Francisco e a voz que chama
Do domínio ao serviço – A voz do poder como domínio soa potente na História. O nosso tempo é de potência militar, de potência econômica, de potência científica, expressões de uma única potência – a potência da razão –, que subjuga o espaço e sujeita para si o tempo. A humanidade sempre obedeceu essa voz. Agora – essa é a pergunta – é possível fazer ecoar uma outra voz, que não é obra da razão, capaz de abrir um novo capítulo da História e, logo, de olhar de outro modo para as criaturas, sejam elas racionais ou irracionais, no contexto de um objetivo diferente, não de subjugação de um por parte de outro, mas de irmandade de um por obra de outro, não de enfraquecimento de um por parte de outro, mas de oblação de um ao outro com o fim de seu efetivo fortalecimento? Mas como alcançar essa profundidade e perseguir esse objetivo ficando dentro da lógica da razão, que é a lógica da potência como controle e sujeição, com um caráter propriamente mercantil? Não seria ainda uma versão de potência dominadora que, ficando na órbita da razão, quisesse manter sob controle a potência da razão? É esta, no fundo, a arrogância daquele que, por meio do pensamento instituidor, não se contenta em ser imagem de Deus, mas invertendo a relação, faz de Deus a imagem de si em conformidade com a primazia da razão e da sua pretensão legislativa. De fato, aquele que participa do fundamento é dono da construção inteira e, portanto, é tanto o fundamento como a construção. O mesmo se pode dizer de quem, ao mostrar com a razão a fraqueza desta, não percebe que confirma sua potência, mesmo que seja para contestá-la. Se é a razão que mede sua potência – é o prolongamento da lição de Kant –, então inevitavelmente a pessoa é tomada pela prática da potência, com a consequência que a vida só pode ser – e infelizmente parece que é – um campo de batalha, conduzida com armas sofisticadas, não apenas militares, mas também sociais, econômicas, políticas, culturais – formas diferentes desta única potência que oprime uns por parte de outros, todos tomados no vórtice da mesma lógica, alguns para manifestar sua fraqueza, outros para exaltar sua força.

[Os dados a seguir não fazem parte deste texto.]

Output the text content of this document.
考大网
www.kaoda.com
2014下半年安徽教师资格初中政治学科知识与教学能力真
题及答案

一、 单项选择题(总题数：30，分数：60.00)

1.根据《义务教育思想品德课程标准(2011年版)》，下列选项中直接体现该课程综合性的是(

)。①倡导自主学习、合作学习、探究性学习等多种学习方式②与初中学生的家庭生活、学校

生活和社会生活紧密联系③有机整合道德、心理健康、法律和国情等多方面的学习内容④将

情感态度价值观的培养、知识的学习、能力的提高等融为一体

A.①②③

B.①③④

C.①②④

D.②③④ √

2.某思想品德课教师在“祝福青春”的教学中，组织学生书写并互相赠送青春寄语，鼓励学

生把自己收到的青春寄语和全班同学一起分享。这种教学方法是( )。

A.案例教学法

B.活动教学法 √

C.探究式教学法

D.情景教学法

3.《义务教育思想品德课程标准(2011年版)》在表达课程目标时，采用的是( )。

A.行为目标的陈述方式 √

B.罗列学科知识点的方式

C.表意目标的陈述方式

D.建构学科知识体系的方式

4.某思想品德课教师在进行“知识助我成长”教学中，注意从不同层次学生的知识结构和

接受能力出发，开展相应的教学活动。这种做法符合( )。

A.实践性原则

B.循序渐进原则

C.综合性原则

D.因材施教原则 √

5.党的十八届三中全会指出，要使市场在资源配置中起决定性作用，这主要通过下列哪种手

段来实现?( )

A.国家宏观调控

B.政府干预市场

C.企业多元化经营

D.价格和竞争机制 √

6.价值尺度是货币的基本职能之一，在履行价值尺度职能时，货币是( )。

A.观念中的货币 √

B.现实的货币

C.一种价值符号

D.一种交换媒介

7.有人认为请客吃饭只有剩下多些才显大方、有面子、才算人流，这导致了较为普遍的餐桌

Francisco “sai” do mundo – Francisco, numa rara passagem autobiográfica, diz que, depois de ter passado um certo período entre os leprosos, “sendo misericordioso para com eles”, exivi de saeculo, saiu do mundo, isto é, do modo usual de pensar. Não é possível, de fato, com a razão, abrir-se a algo que não seja ela própria, ou propor com ela algo que lhe seja alheio ou que esteja fora de seu território. Como pode a razão com a razão, continuando fiel a si mesma, sair de si própria para se abrir àquilo que está além dela? E, caso isto aconteça, como reconhecer se é “outra” coisa que não a razão? Se não fosse possível colocá-la em silêncio a não ser com a razão, reconhecer a última palavra quanto à sua potência, seríamos induzidos a considerar o conflito, ou, em geral, a contraposição, como um dado que não se pode problematizar, e nós como espectadores impotentes de um duelo cujo êxito é a vitória do mais forte. De qualquer forma que for exercida, a razão sai vitoriosa, sempre da parte dos poderosos.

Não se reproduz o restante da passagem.